The spurtle is a traditional wooden Scottish stir stick that dates from the 16th century that is used to stir porridge, soups, stews and broths. The rod-like shape means that porridge can be stirred without congealing and forming lumps, unlike a spoon that would have a dragging effect during stirring, and the low surface area reduces the chances of porridge sticking to the instrument!

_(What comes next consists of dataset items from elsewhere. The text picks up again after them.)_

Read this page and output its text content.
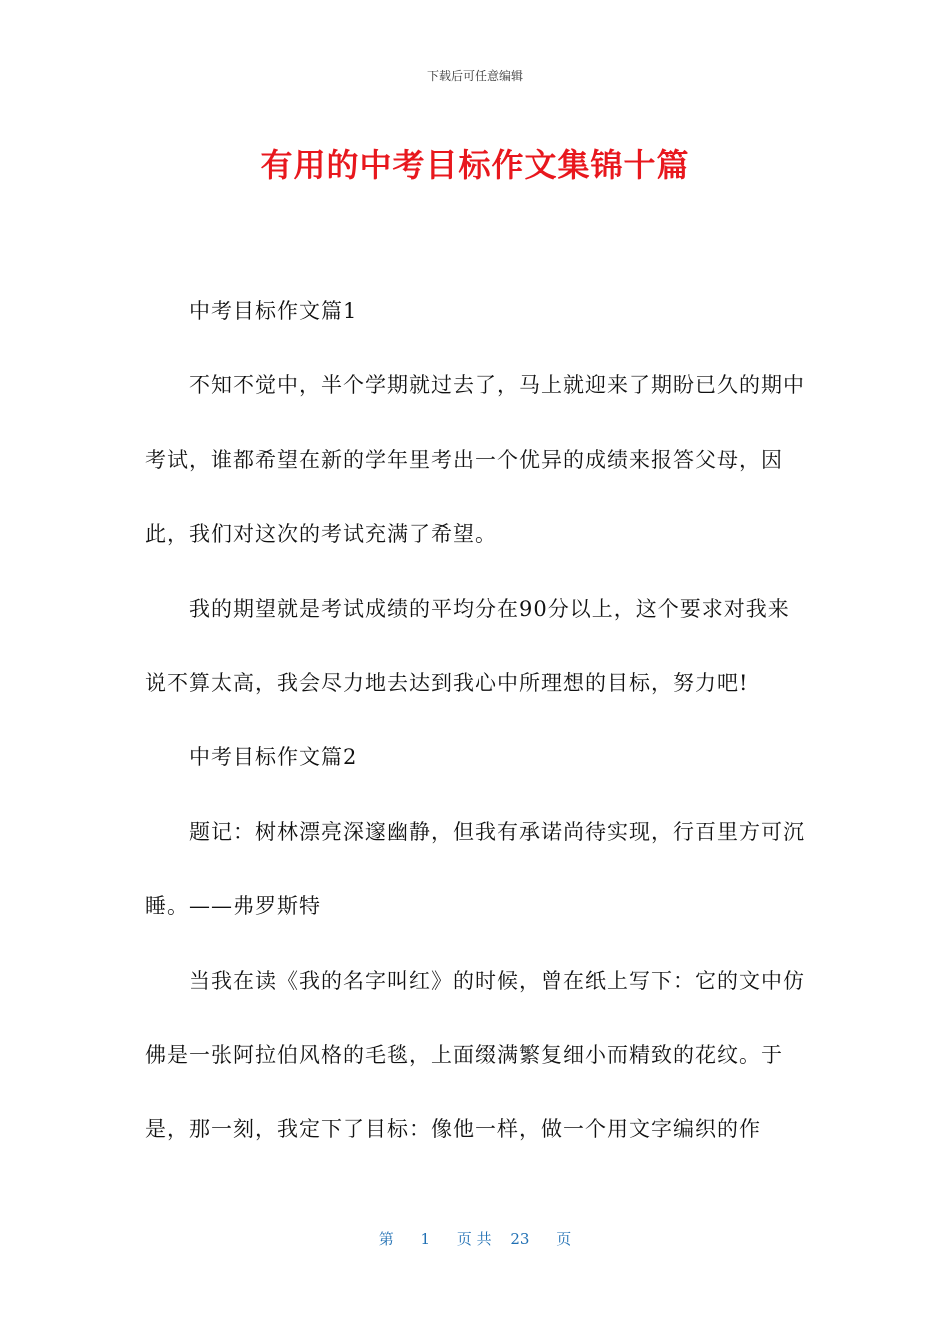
下载后可任意编辑
有用的中考目标作文集锦十篇

中考目标作文篇1

不知不觉中，半个学期就过去了，马上就迎来了期盼已久的期中考试，谁都希望在新的学年里考出一个优异的成绩来报答父母，因此，我们对这次的考试充满了希望。

我的期望就是考试成绩的平均分在90分以上，这个要求对我来说不算太高，我会尽力地去达到我心中所理想的目标，努力吧!

中考目标作文篇2

题记：树林漂亮深邃幽静，但我有承诺尚待实现，行百里方可沉睡。——弗罗斯特

当我在读《我的名字叫红》的时候，曾在纸上写下：它的文中仿佛是一张阿拉伯风格的毛毯，上面缀满繁复细小而精致的花纹。于是，那一刻，我定下了目标：像他一样，做一个用文字编织的作

第 1 页 共 23 页
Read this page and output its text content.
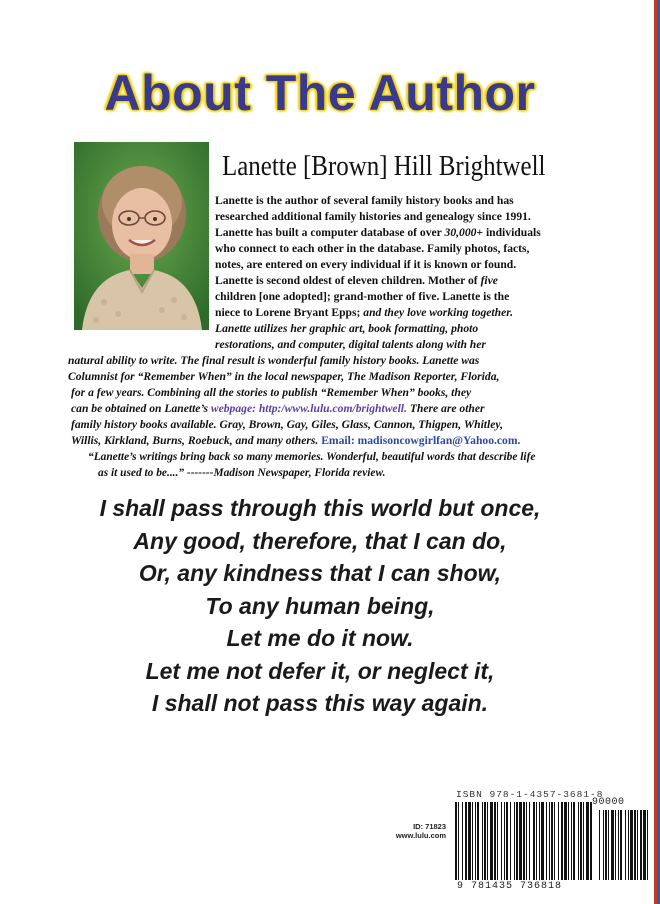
About The Author
Lanette [Brown] Hill Brightwell
Lanette is the author of several family history books and has
researched additional family histories and genealogy since 1991.
Lanette has built a computer database of over 30,000+ individuals
who connect to each other in the database. Family photos, facts,
notes, are entered on every individual if it is known or found.
Lanette is second oldest of eleven children. Mother of five
children [one adopted]; grand-mother of five. Lanette is the
niece to Lorene Bryant Epps; and they love working together.
Lanette utilizes her graphic art, book formatting, photo
restorations, and computer, digital talents along with her
natural ability to write. The final result is wonderful family history books. Lanette was
Columnist for “Remember When” in the local newspaper, The Madison Reporter, Florida,
for a few years. Combining all the stories to publish “Remember When” books, they
can be obtained on Lanette’s webpage: http:/www.lulu.com/brightwell. There are other
family history books available. Gray, Brown, Gay, Giles, Glass, Cannon, Thigpen, Whitley,
Willis, Kirkland, Burns, Roebuck, and many others. Email: madisoncowgirlfan@Yahoo.com.
“Lanette’s writings bring back so many memories. Wonderful, beautiful words that describe life
as it used to be....” -------Madison Newspaper, Florida review.
I shall pass through this world but once,
Any good, therefore, that I can do,
Or, any kindness that I can show,
To any human being,
Let me do it now.
Let me not defer it, or neglect it,
I shall not pass this way again.
ID: 71823
www.lulu.com
ISBN 978-1-4357-3681-8
90000
9 781435 736818
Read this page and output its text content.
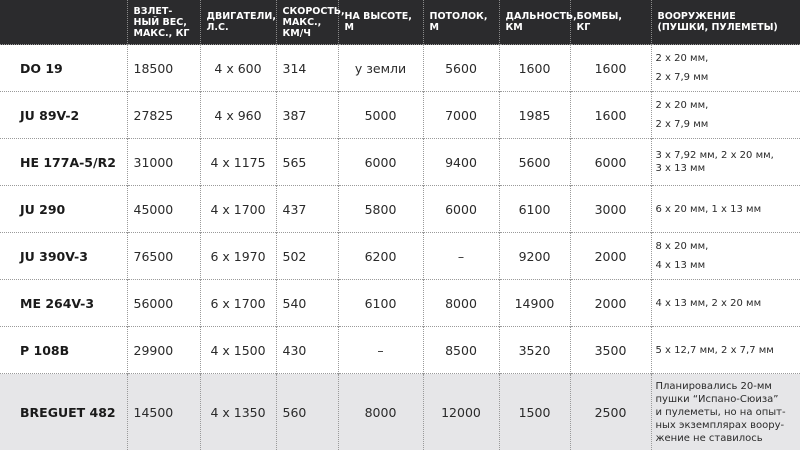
	ВЗЛЕТ-
НЫЙ ВЕС,
МАКС., КГ	ДВИГАТЕЛИ,
Л.С.	СКОРОСТЬ,
МАКС.,
КМ/Ч	НА ВЫСОТЕ,
М	ПОТОЛОК,
М	ДАЛЬНОСТЬ,
КМ	БОМБЫ,
КГ	ВООРУЖЕНИЕ
(ПУШКИ, ПУЛЕМЕТЫ)
DO 19	18500	4 x 600	314	у земли	5600	1600	1600	2 x 20 мм,
2 x 7,9 мм
JU 89V-2	27825	4 x 960	387	5000	7000	1985	1600	2 x 20 мм,
2 x 7,9 мм
HE 177A-5/R2	31000	4 x 1175	565	6000	9400	5600	6000	3 x 7,92 мм, 2 x 20 мм,
3 x 13 мм
JU 290	45000	4 x 1700	437	5800	6000	6100	3000	6 x 20 мм, 1 x 13 мм
JU 390V-3	76500	6 x 1970	502	6200	–	9200	2000	8 x 20 мм,
4 x 13 мм
ME 264V-3	56000	6 x 1700	540	6100	8000	14900	2000	4 x 13 мм, 2 x 20 мм
P 108B	29900	4 x 1500	430	–	8500	3520	3500	5 x 12,7 мм, 2 x 7,7 мм
BREGUET 482	14500	4 x 1350	560	8000	12000	1500	2500	Планировались 20-мм
пушки “Испано-Сюиза”
и пулеметы, но на опыт-
ных экземплярах воору-
жение не ставилось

These spurtles are hand carved by local carpenter Walter George, using cherry wood. The natural beauty of the wood comes through in all his creations. All kitchen utensils are finished with tung oil and are food safe.
About the Maker
Carved wine stoppers, spoons, walking sticks, breadboards and bookshelves – if it can be made from wood, chances are Walter George has made it. His previous career was 30 years as an Electronics Technician; Walter had years of experience with detailed work before he turned his life long affair with wood into a profession. Now he is best known for his unique, wooden kitchen utensils and furniture with clean, Shaker-inspired lines. No two handles are alike on his spoons and spatulas that are prized for their comfortable fit and beautiful wood grain. Walter favours colourful, local woods such as plum, cherry and maple for his smaller items and yellow or white birch for his furniture designs. Walter's breadboards are both glued and pegged for stability. Available in many sizes and designs, they are suitable for cutting on but so attractive that you will want to serve from them too.